2 For particulars of the lemniscate as the building plan of the middle part of man's skeleton, see K. Konig, M.D.: Beitrage zu einer reinen Anatomic des menschlichen Knochenskeletts in the periodical Natura (Dornach, 1930-1). Some projective-geometrical considerations concerning the lemniscate are to be found in the previously mentioned writings of G. Adams and L. Locher-Ernst.
CHAPTER XIII
'Radiant Matter'
When man in the state of world-onlooker undertook to form a dynamic picture of the nature of matter, it was inevitable that of all the qualities which belong to its existence he should be able to envisage only those pertaining to gravity and electricity. Because his consciousness, at this stage of its evolution, was closely bound up with the force of gravity inherent in the human body, he was unable to form any conception of levity as a force opposite to gravity. Yet, nature is built bipolarically, and polarity-concepts are therefore indispensable for developing a true understanding of her actions. This accounts for the fact that the unipolar concept of gravity had eventually to be supplemented by some kind of bipolar concept.
Now, the only sphere of nature-phenomena with a bipolar character accessible to the onlooker-consciousness 'was that of electricity.

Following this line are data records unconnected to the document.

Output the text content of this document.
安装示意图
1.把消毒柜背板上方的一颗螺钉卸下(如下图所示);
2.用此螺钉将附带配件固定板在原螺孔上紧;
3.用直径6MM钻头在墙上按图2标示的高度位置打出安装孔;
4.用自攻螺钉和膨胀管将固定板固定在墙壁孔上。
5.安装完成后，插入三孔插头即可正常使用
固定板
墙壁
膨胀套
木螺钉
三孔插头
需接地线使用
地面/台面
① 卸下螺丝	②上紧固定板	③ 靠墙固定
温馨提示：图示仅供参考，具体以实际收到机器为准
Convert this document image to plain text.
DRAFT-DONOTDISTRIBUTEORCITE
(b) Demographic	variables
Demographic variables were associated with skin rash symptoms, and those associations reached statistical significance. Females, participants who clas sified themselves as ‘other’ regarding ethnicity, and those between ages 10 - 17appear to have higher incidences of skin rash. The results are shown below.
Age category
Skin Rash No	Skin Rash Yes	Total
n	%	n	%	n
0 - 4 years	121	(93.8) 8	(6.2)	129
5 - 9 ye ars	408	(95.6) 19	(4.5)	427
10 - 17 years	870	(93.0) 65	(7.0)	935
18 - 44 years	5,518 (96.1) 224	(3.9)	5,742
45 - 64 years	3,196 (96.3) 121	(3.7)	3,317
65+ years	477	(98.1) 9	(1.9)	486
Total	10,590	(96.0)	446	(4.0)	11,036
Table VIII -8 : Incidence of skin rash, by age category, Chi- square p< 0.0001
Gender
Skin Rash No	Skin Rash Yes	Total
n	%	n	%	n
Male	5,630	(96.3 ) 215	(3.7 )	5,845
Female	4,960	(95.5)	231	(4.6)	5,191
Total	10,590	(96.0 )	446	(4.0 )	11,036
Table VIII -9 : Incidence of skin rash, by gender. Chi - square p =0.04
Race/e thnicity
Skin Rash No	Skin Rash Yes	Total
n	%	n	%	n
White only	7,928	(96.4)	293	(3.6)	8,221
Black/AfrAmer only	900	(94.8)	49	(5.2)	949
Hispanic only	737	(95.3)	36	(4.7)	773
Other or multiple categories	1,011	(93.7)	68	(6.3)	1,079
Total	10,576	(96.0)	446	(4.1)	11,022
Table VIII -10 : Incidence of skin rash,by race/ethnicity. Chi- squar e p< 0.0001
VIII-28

It was thus that man in this state of consciousness was compelled to picture the foundation of the physical universe as being made up of gravity and electricity, as we meet them in the modern picture of the atom, with its heavy electro-positive nucleus and the virtually weightless electro-negative electrons moving round it.
Once scientific observation and thought are freed from the limitations of the onlooker-consciousness, both gravity and electricity appear in a new perspective, though the change is different for each of them.
Gravity, while it becomes one pole of a polarity, with levity as the opposite pole, still retains its character as a fundamental force of the physical universe, the gravity-levity polarity being one of the first order. Not so electricity. For, as the following discussion will show, the electrical polarity is one of the second order; moreover, instead of const.i.tuting matter as is usually believed, electricity turns out to be in reality a product of matter.
We follow Goethe's line when, in order to answer the question, 'What is electricity?' we first ask, 'How does electricity arise?' Instead of starting with phenomena produced by electricity when it is already in action, and deriving from them a hypothetical picture, we begin by observing the processes to which electricity owes its appearance. Since there is significance in the historical order in which facts of nature have come to man's knowledge in the past, we choose as our starting-point, among the various modes of generating electricity, the one through which the existence of an electric force first became known. This is the rousing of the electric state in a body by rubbing it with another body of different material composition. Originally, amber was rubbed with wool or fur.
By picturing this process in our mind we become aware of a certain kinship of electricity with fire, since for ages the only known way of kindling fire was through friction. We notice that in both cases man had to resort to the will-power invested in his limbs for setting in motion two pieces of matter, so that, by overcoming their resistance to this motion, he released from them a certain force which he could utilize as a supplement to his own will. The similarity of the two processes may be taken as a sign that heat and electricity are related to each other in a certain way, the one being in some sense a metamorphosis of the other. Our first task, therefore, will be to try to understand how it is that friction causes heat to appear in manifest form.